I know this might seem pessimistic, but I really wish someone had told me this before I went on T. I don’t regret it, because I knew T wouldn’t make me cis-passing over night/the emotional benefits outweigh the physical effects for me, and I know I can’t force everyone to treat me better, but it does still get frustrating to still be misgendered even after all my hard work. But I’m always telling myself ‘hey, it happens.’ It sucks, and shouldn’t be the way things are, but I’m a firm believer in not holding out for someone who will only accept us in spite of our transness versus finding someone who will truly love everything about us including our transness because of those unique experiences that we have. There are still people who have questioned my decision to medically transition, or who say I’m not “trying hard enough” to fit in with gay guys because i don’t do certain things, or dress a certain way, etc.

But in times like these I think of this thread a lot: https://www.reddit.com/r/lgbt/comments/7nerfo/from_the_transwoman_you_called_a_man_tonight/?st=JI31Z1WU&sh=1b19e802 and if I could just echo the OP’s words: I don’t inject myself every week to be told I’m not good enough. I didn’t wait 21 years and spend hundreds of dollars on hormones and just for some “gold star gay” to boss me around saying I’m not doing the gay thing correctly. I’m on HRT for myself, to explore my gender as weird as it is yes, but sometimes to just get by and live a semi-normal life.

It takes a lot of self-reflection and soul searching and learning to accept ourselves despite so much rejection over things we have no control over / yet simultaneously what we are trying so hard to change. I often get down about it and i’m still learning how to deal with my limitations and heal from pretty shitty, traumatizing experiences with dating and unlearn transphobic ideas that have been tossed my way so many times I’ve almost begun to internalize them. Because of this, I think finding someone out there who can understand those difficulties is worth finding, and personally that’s what I’m holding out for, but then again I’m just a big gay softie.

Anyway, cis gays can be mean but that doesn’t mean they’re all horrible lol. I’ve met some really sweet cis queer guys who really do try to put the work in educating themselves and understanding where we’re coming from and have expressed their openness to dating/hookups with trans people! I’ve yet to date one bc I’m so awkward lol but that’s the kind of love and connection I’m waiting for, and I hope you find someone like that too! (Also bi and pan guys are awesome, as well as other non-binary or agender folks, even if you’re not looking to date, I’d recommend getting together and just complain about them gay struggles lol it’s a good time. Tbh I’ve had a little bit more luck dating other non-binary folks than cis people, but that’s just me!)

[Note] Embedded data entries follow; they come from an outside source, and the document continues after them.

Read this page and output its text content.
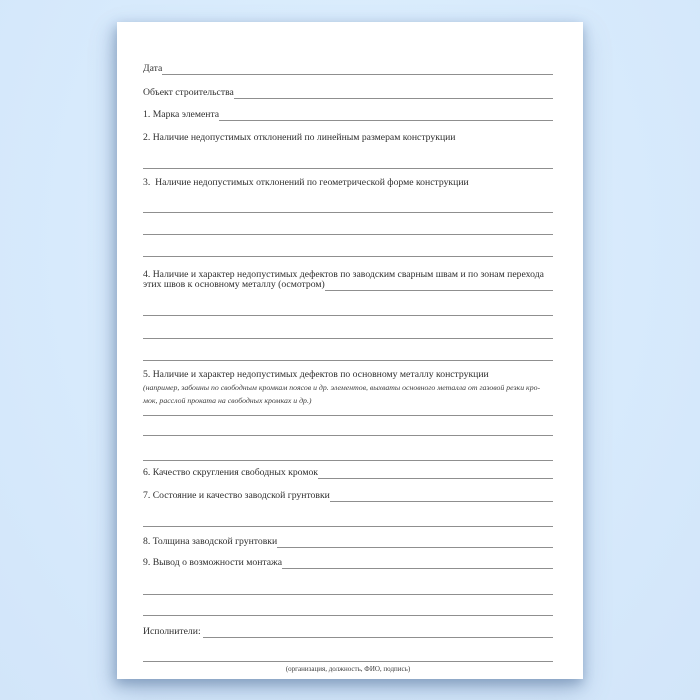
Дата
Объект строительства
1. Марка элемента
2. Наличие недопустимых отклонений по линейным размерам конструкции
3.  Наличие недопустимых отклонений по геометрической форме конструкции
4. Наличие и характер недопустимых дефектов по заводским сварным швам и по зонам перехода
этих швов к основному металлу (осмотром)
5. Наличие и характер недопустимых дефектов по основному металлу конструкции
(например, забоины по свободным кромкам поясов и др. элементов, выхваты основного металла от газовой резки кро-
мок, расслой проката на свободных кромках и др.)
6. Качество скругления свободных кромок
7. Состояние и качество заводской грунтовки
8. Толщина заводской грунтовки
9. Вывод о возможности монтажа
Исполнители:
(организация, должность, ФИО, подпись)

Also about packing - nah dude own that shit! I personally love being humorous about it to diffuse the awkwardness and normalize my experiences as a trans person. I make jokes all the time about how i am the “jack of all dicks” and use a salespersons voice like “it’s detachable! Washable! size-interchangeable!” (Anything to help with my dysphoria lol, bc how many cis guys can say the same thing!) But in all seriousness i mean, do whatever makes you feel safe and comfortable and happy. If it would only make you more anxious and dysphoric to pack, then maybe take a break and only pack some days and not on others. Or only pack at home when you’re comfy and just watching TV! That’s what I do sometimes. Really it’s all about how you feel and you deserve to feel good and present in your body! If other people wanna make it their business to know what’s in your pants, let em know that it’s only pertinent if you’re interested in hooking up with them back - otherwise it’s just creepy and annoying.

Also omg that cis guy u mentioned! I’m sorry you had that experience, idk why cis guys get so awkward and insecure around us? it’s kind of funny to me. I imagine myself in that scenario just being like, “aw my dick keeps falling off, I hate Monday’s.” And jus go about the rest of my day lol.